Parecía que los errores no eran exclusivos de los humanos, dado que lo habían enviado a él, un ser bíblico sin poderes. O tal vez, mi vida ya estaba suficientemente jodida como para que enviaran a otro de sus poderosos guerreros a perder el tiempo conmigo.

—Yo pienso que es increíble —comento.

—¿El qué?

—Ser un ángel. Desde siempre pensé que llevar alas significaba libertad, como las aves que pueden surcar los cielos a su antojo. Tú las posees, y por tanto, eres libre.

—No tienes noción... —resopla con amargura, esbozando una sonrisa lacónica.

—¿En serio?

—Para nada. Si estuviera realmente libre, no estaría aquí, atrapado en la misma jaula que tú.

Se hace un silencio que me esclarece, Scott no está conmigo por voluntad propia, así como también me pone al tanto de los pasos que cruzan la puerta de mi habitación.

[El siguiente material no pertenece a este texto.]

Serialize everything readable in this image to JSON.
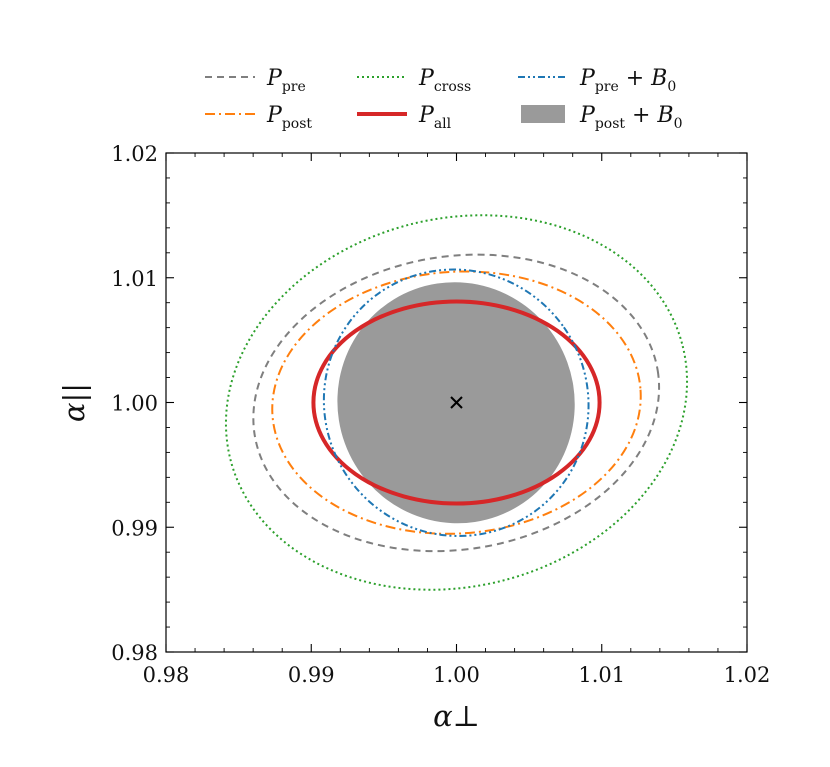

Suelto el libro, y todavía envuelta en la frazada, me pongo de pie y me apresuro a entrar.

Leire observa a su alrededor antes de preguntar:

—¿Hay alguien más del instituto aquí? —Su perfil iluminado por la luz amarillenta de mi lámpara tan solo. Las sombras duras le acentúan los rasgos delicados, tornándolos salvajes.

—No.

—¿Con quién hablabas entonces? —Por un momento parece captar movimiento, pero aparentemente no registra a quien le cuesta desplazarse por mi habitación debido a sus magnánimas alas. Instantes después, Scott se acomoda entre la oscuridad concentrada en una esquina con una mueca. Si no está empujando todo con sus plumas, es porque tampoco tengo muchas posesiones, solo lo esencial.

—Conmigo misma —contesto, encogiéndome de hombros, y es incómodo. Siento como si realmente tratara de ocultar la presencia de Scott.

¿Lo hago?

—¿No es la gente muerta de la que me hablaste el otro día? —pregunta Leire mientras relajada toma asiento en la orilla de mi cama.

Scott pasa a contemplarme sorprendido. El cambio en su expresión es casi salvaje en medio de la penumbra y apenas lo descifro. No quería que supiera de esto, pero vaya que le tomó menos tiempo del planeado el enterarse.